In the Soviet Union in 1968, a small party of visitors was standing near a beautiful lake in Karelia. The group, eight from the U.S., eight from Great Britain, and eight from the Soviet Union, was there as part of a Quaker-sponsored work camp and seminar. I was among them.
Karelia is just across the border from Finland, a country of pine forests, snow in winter, and astonishingly blue lakes. And here, not a quarter of a mile from where we were standing, was a paper mill pumping raw sewage into one of those lakes. One of the party, not from the Soviet Union, asked our guide about pollution.
"That is not a problem under socialism," the guide replied. And still the plant pumped its refuse into the lake.
Years later, during the reunification of Germany, the reorganized government discovered to its horror that almost no East German manufacturing plants had pollution controls of any kind—let alone controls that met Western European standards. Pollution, you see, was not a problem under socialism. It occurred only under capitalism.
The problems with Eastern European pollution didn't surprise me. I had stood less than a quarter of a mile from a plant that was actively polluting a lake and heard a Soviet bureaucrat argue that neither I nor anyone else in the party was seeing what we plainly were seeing. Eastern European and Soviet plant managers had production quotas to meet, and never mind the effect on the environment or, for that matter, the bodies of the workers.

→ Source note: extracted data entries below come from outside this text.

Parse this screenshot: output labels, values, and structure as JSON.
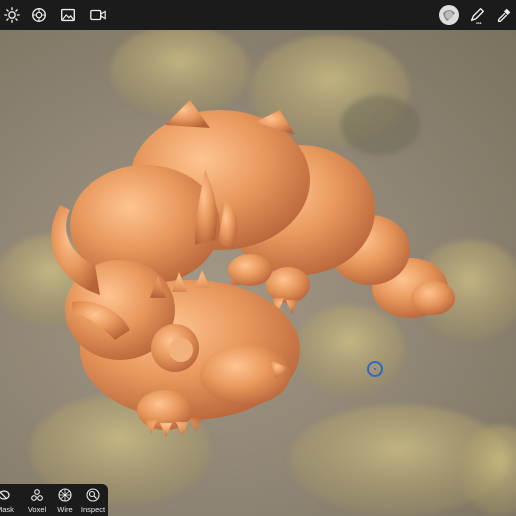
{
  "toolbar": {
    "left_icons": [
      "light-icon",
      "material-icon",
      "image-icon",
      "video-icon"
    ],
    "right_icons": [
      "brush-preview-icon",
      "pen-icon",
      "eyedropper-icon"
    ]
  },
  "bottom_tools": {
    "mask_label": "Mask",
    "voxel_label": "Voxel",
    "wire_label": "Wire",
    "inspect_label": "Inspect"
  },
  "colors": {
    "clay": "#e39a62",
    "pivot": "#2f68c9",
    "toolbar": "#1b1b1b"
  }
}
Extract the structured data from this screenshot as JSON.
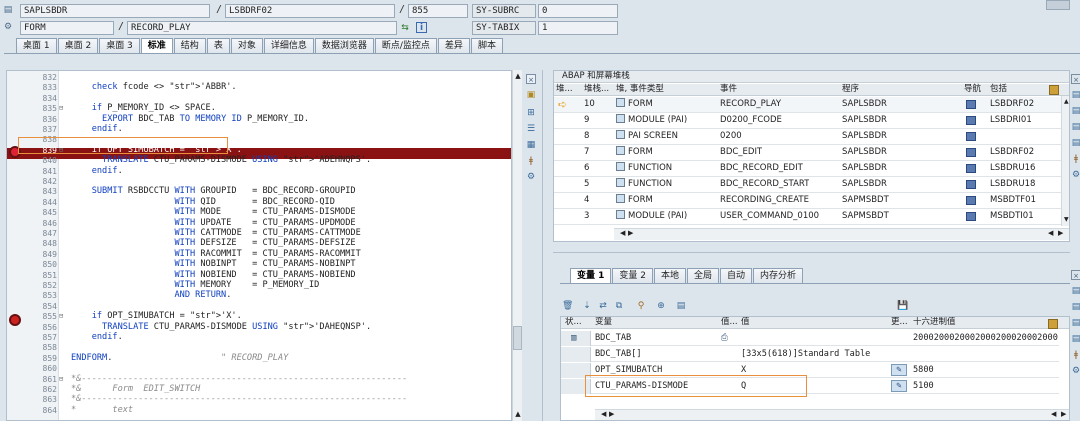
{
  "header": {
    "program": "SAPLSBDR",
    "include": "LSBDRF02",
    "line": "855",
    "sy_subrc_label": "SY-SUBRC",
    "sy_subrc_value": "0",
    "event_type": "FORM",
    "event_name": "RECORD_PLAY",
    "sy_tabix_label": "SY-TABIX",
    "sy_tabix_value": "1"
  },
  "tabs": [
    "桌面 1",
    "桌面 2",
    "桌面 3",
    "标准",
    "结构",
    "表",
    "对象",
    "详细信息",
    "数据浏览器",
    "断点/监控点",
    "差异",
    "脚本"
  ],
  "active_tab": "标准",
  "editor": {
    "lines": [
      {
        "n": "832",
        "text": ""
      },
      {
        "n": "833",
        "text": "    check fcode <> 'ABBR'."
      },
      {
        "n": "834",
        "text": ""
      },
      {
        "n": "835",
        "text": "    if P_MEMORY_ID <> SPACE."
      },
      {
        "n": "836",
        "text": "      EXPORT BDC_TAB TO MEMORY ID P_MEMORY_ID."
      },
      {
        "n": "837",
        "text": "    endif."
      },
      {
        "n": "838",
        "text": ""
      },
      {
        "n": "839",
        "text": "    if OPT_SIMUBATCH = 'X'."
      },
      {
        "n": "840",
        "text": "      TRANSLATE CTU_PARAMS-DISMODE USING 'ADEHNQPS'."
      },
      {
        "n": "841",
        "text": "    endif."
      },
      {
        "n": "842",
        "text": ""
      },
      {
        "n": "843",
        "text": "    SUBMIT RSBDCCTU WITH GROUPID   = BDC_RECORD-GROUPID"
      },
      {
        "n": "844",
        "text": "                    WITH QID       = BDC_RECORD-QID"
      },
      {
        "n": "845",
        "text": "                    WITH MODE      = CTU_PARAMS-DISMODE"
      },
      {
        "n": "846",
        "text": "                    WITH UPDATE    = CTU_PARAMS-UPDMODE"
      },
      {
        "n": "847",
        "text": "                    WITH CATTMODE  = CTU_PARAMS-CATTMODE"
      },
      {
        "n": "848",
        "text": "                    WITH DEFSIZE   = CTU_PARAMS-DEFSIZE"
      },
      {
        "n": "849",
        "text": "                    WITH RACOMMIT  = CTU_PARAMS-RACOMMIT"
      },
      {
        "n": "850",
        "text": "                    WITH NOBINPT   = CTU_PARAMS-NOBINPT"
      },
      {
        "n": "851",
        "text": "                    WITH NOBIEND   = CTU_PARAMS-NOBIEND"
      },
      {
        "n": "852",
        "text": "                    WITH MEMORY    = P_MEMORY_ID"
      },
      {
        "n": "853",
        "text": "                    AND RETURN."
      },
      {
        "n": "854",
        "text": ""
      },
      {
        "n": "855",
        "text": "    if OPT_SIMUBATCH = 'X'."
      },
      {
        "n": "856",
        "text": "      TRANSLATE CTU_PARAMS-DISMODE USING 'DAHEQNSP'."
      },
      {
        "n": "857",
        "text": "    endif."
      },
      {
        "n": "858",
        "text": ""
      },
      {
        "n": "859",
        "text": "ENDFORM.                     \" RECORD_PLAY"
      },
      {
        "n": "860",
        "text": ""
      },
      {
        "n": "861",
        "text": "*&---------------------------------------------------------------"
      },
      {
        "n": "862",
        "text": "*&      Form  EDIT_SWITCH"
      },
      {
        "n": "863",
        "text": "*&---------------------------------------------------------------"
      },
      {
        "n": "864",
        "text": "*       text"
      }
    ]
  },
  "stack": {
    "title": "ABAP 和屏幕堆栈",
    "columns": [
      "堆...",
      "堆栈...",
      "堆, 事件类型",
      "事件",
      "程序",
      "导航",
      "包括"
    ],
    "rows": [
      {
        "level": "10",
        "type": "FORM",
        "event": "RECORD_PLAY",
        "program": "SAPLSBDR",
        "include": "LSBDRF02",
        "current": true
      },
      {
        "level": "9",
        "type": "MODULE (PAI)",
        "event": "D0200_FCODE",
        "program": "SAPLSBDR",
        "include": "LSBDRI01",
        "current": false
      },
      {
        "level": "8",
        "type": "PAI SCREEN",
        "event": "0200",
        "program": "SAPLSBDR",
        "include": "",
        "current": false
      },
      {
        "level": "7",
        "type": "FORM",
        "event": "BDC_EDIT",
        "program": "SAPLSBDR",
        "include": "LSBDRF02",
        "current": false
      },
      {
        "level": "6",
        "type": "FUNCTION",
        "event": "BDC_RECORD_EDIT",
        "program": "SAPLSBDR",
        "include": "LSBDRU16",
        "current": false
      },
      {
        "level": "5",
        "type": "FUNCTION",
        "event": "BDC_RECORD_START",
        "program": "SAPLSBDR",
        "include": "LSBDRU18",
        "current": false
      },
      {
        "level": "4",
        "type": "FORM",
        "event": "RECORDING_CREATE",
        "program": "SAPMSBDT",
        "include": "MSBDTF01",
        "current": false
      },
      {
        "level": "3",
        "type": "MODULE (PAI)",
        "event": "USER_COMMAND_0100",
        "program": "SAPMSBDT",
        "include": "MSBDTI01",
        "current": false
      }
    ]
  },
  "var_tabs": [
    "变量 1",
    "变量 2",
    "本地",
    "全局",
    "自动",
    "内存分析"
  ],
  "variables": {
    "columns": [
      "状...",
      "变量",
      "值...",
      "值",
      "更...",
      "十六进制值"
    ],
    "rows": [
      {
        "name": "BDC_TAB",
        "value": "",
        "hex": "2000200020002000200020002000"
      },
      {
        "name": "BDC_TAB[]",
        "value": "[33x5(618)]Standard Table",
        "hex": ""
      },
      {
        "name": "OPT_SIMUBATCH",
        "value": "X",
        "hex": "5800"
      },
      {
        "name": "CTU_PARAMS-DISMODE",
        "value": "Q",
        "hex": "5100"
      }
    ]
  }
}
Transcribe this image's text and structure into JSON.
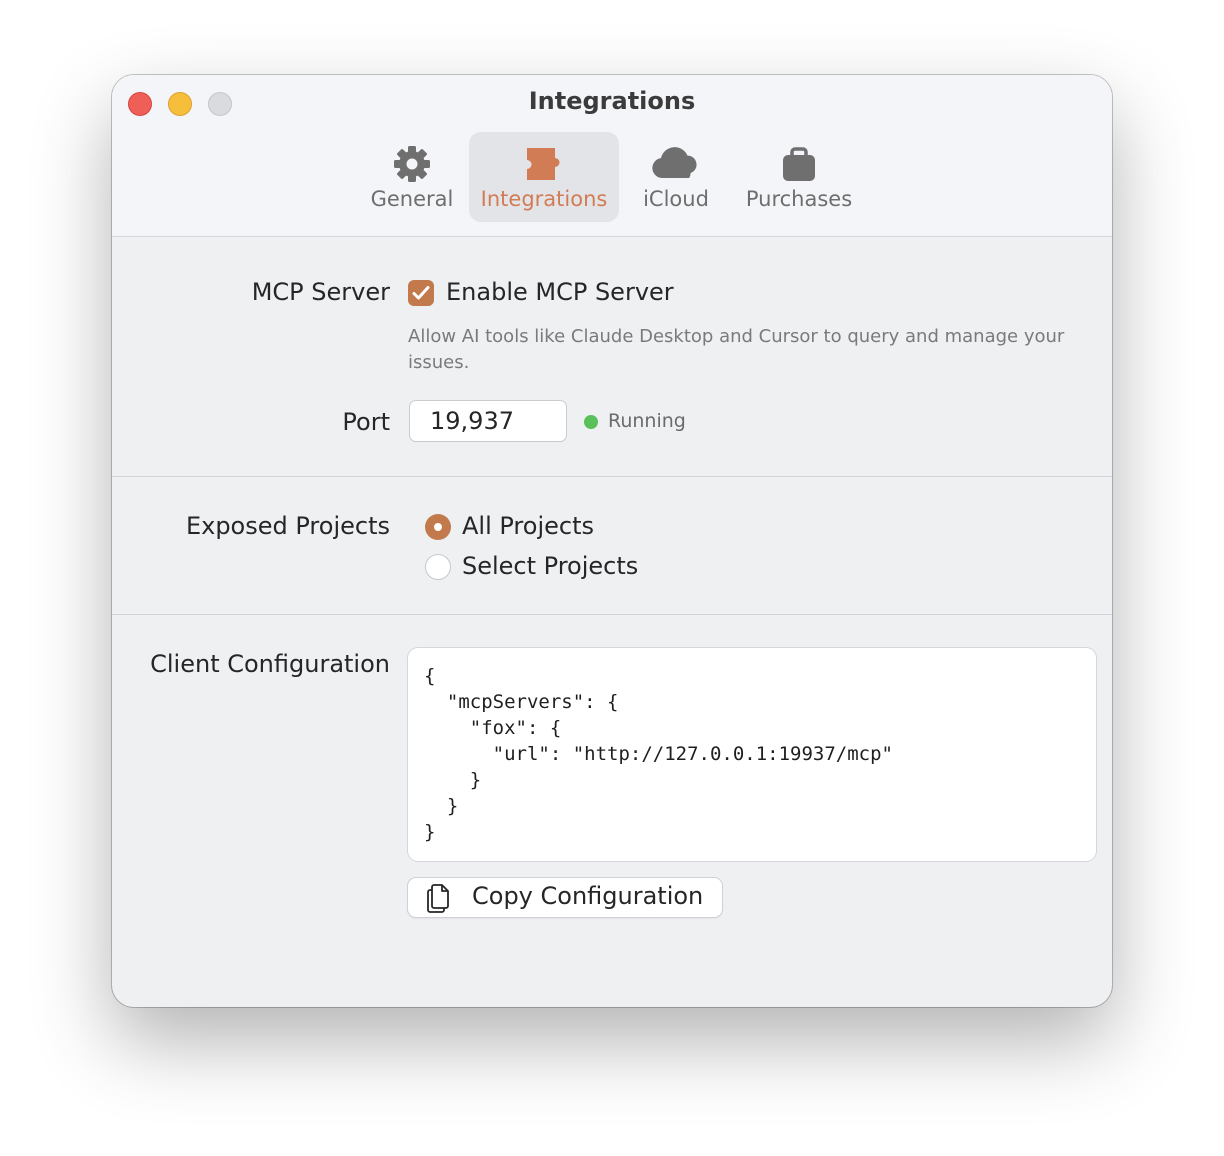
{
  "window": {
    "title": "Integrations"
  },
  "tabs": [
    {
      "label": "General",
      "icon": "gear-icon"
    },
    {
      "label": "Integrations",
      "icon": "puzzle-icon",
      "selected": true
    },
    {
      "label": "iCloud",
      "icon": "cloud-icon"
    },
    {
      "label": "Purchases",
      "icon": "bag-icon"
    }
  ],
  "mcp": {
    "section_label": "MCP Server",
    "enable_label": "Enable MCP Server",
    "enabled": true,
    "help": "Allow AI tools like Claude Desktop and Cursor to query and manage your issues.",
    "port_label": "Port",
    "port_value": "19,937",
    "status": "Running"
  },
  "projects": {
    "section_label": "Exposed Projects",
    "options": [
      {
        "label": "All Projects",
        "selected": true
      },
      {
        "label": "Select Projects",
        "selected": false
      }
    ]
  },
  "client_config": {
    "section_label": "Client Configuration",
    "code_lines": [
      "{",
      "  \"mcpServers\": {",
      "    \"fox\": {",
      "      \"url\": \"http://127.0.0.1:19937/mcp\"",
      "    }",
      "  }",
      "}"
    ],
    "copy_label": "Copy Configuration"
  },
  "colors": {
    "accent": "#c27a4c",
    "accent_text": "#d27c55",
    "status_green": "#5ac05a"
  }
}
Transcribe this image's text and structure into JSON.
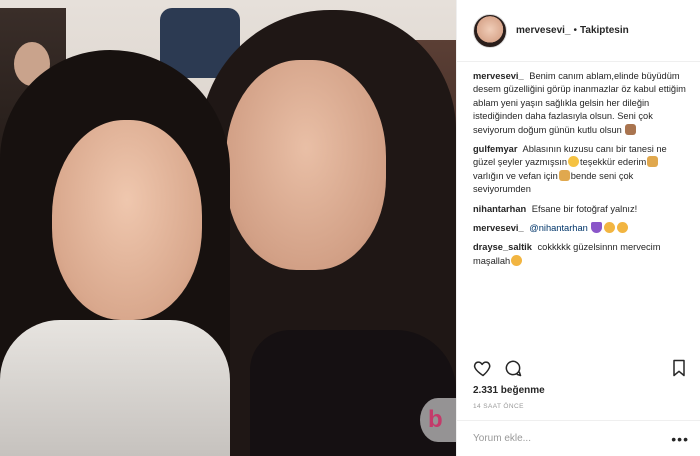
{
  "post": {
    "header": {
      "username": "mervesevi_",
      "separator": "•",
      "follow_status": "Takiptesin"
    },
    "comments": [
      {
        "user": "mervesevi_",
        "text": "Benim canım ablam,elinde büyüdüm desem güzelliğini görüp inanmazlar öz kabul ettiğim ablam yeni yaşın sağlıkla gelsin her dileğin istediğinden daha fazlasıyla olsun. Seni çok seviyorum doğum günün kutlu olsun",
        "emojis": [
          "cake"
        ]
      },
      {
        "user": "gulfemyar",
        "text_a": "Ablasının kuzusu canı bir tanesi ne güzel şeyler yazmışsın",
        "text_b": "teşekkür ederim",
        "text_c": "varlığın ve vefan için",
        "text_d": "bende seni çok seviyorumden"
      },
      {
        "user": "nihantarhan",
        "text": "Efsane bir fotoğraf yalnız!"
      },
      {
        "user": "mervesevi_",
        "mention": "@nihantarhan"
      },
      {
        "user": "drayse_saltik",
        "text": "cokkkkk güzelsinnn mervecim maşallah"
      }
    ],
    "likes": "2.331 beğenme",
    "timestamp": "14 SAAT ÖNCE",
    "add_comment_placeholder": "Yorum ekle...",
    "more_options": "•••"
  },
  "icons": {
    "like": "heart-outline-icon",
    "comment": "speech-bubble-icon",
    "save": "bookmark-icon"
  },
  "colors": {
    "text": "#262626",
    "muted": "#999999",
    "mention": "#003569",
    "border": "#efefef"
  }
}
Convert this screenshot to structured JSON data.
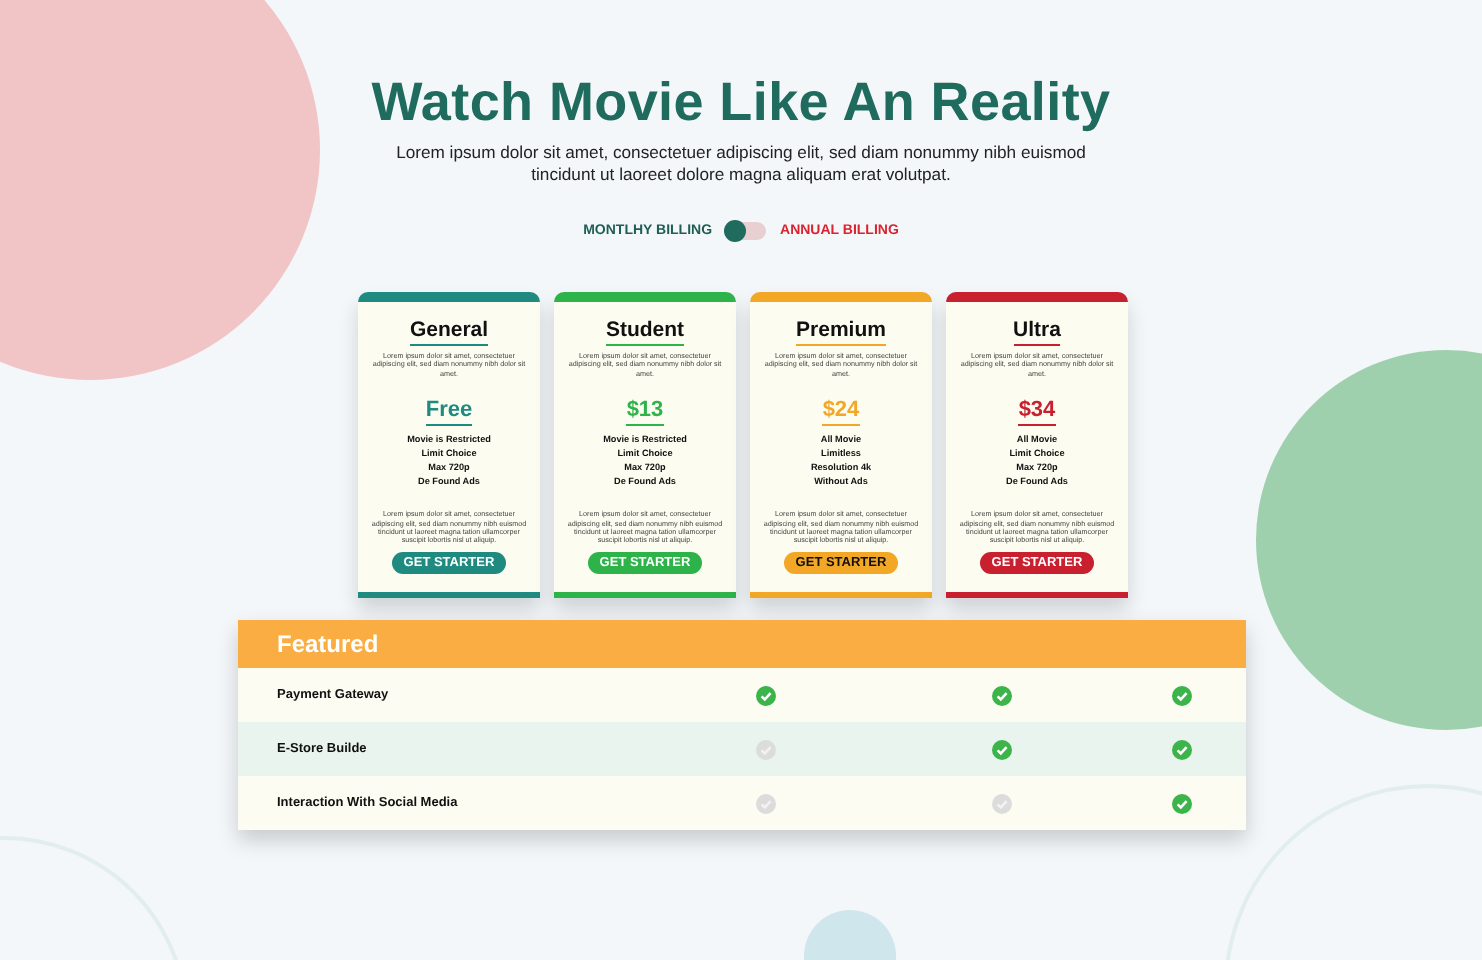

In fairness to those plant managers, we need to remind ourselves repeatedly that the capitalist West only discovered the environment after uncontrolled industrial pollution had already done quite a lot of damage. And only in the last forty years have we begun to realize just how serious that damage was. An industrial ideology that puts its faith chiefly in the economic bottom line—which, in their different ways, unrestrained market capitalism and Soviet-style socialism are—is always a threat to the environment unless other forces intervene to hold it back.
Now we must begin to pick up the pieces. But as we try to find ways to do so, I worry—a lot—about China. The Chinese are not Soviet-style socialists, and they are not laissez-faire capitalists. It is hard to put them in any category but their own. Unlike industrialists in the West, they are aware of the costs of what they are doing. But they are caught up in the same Faustian bargain that entrapped both the West and its Communist opposite numbers. Industrial development on the traditional model uses a lot of fossil fuels and creates a lot of pollution. To develop, one must put the environment at risk.
Or so it has been in the past. A society bent on growth, wealth, and production simply did not take the environment into account. Now we are learning that this was a mistake. Will we find new ways of development fast enough? And, just as important, will China?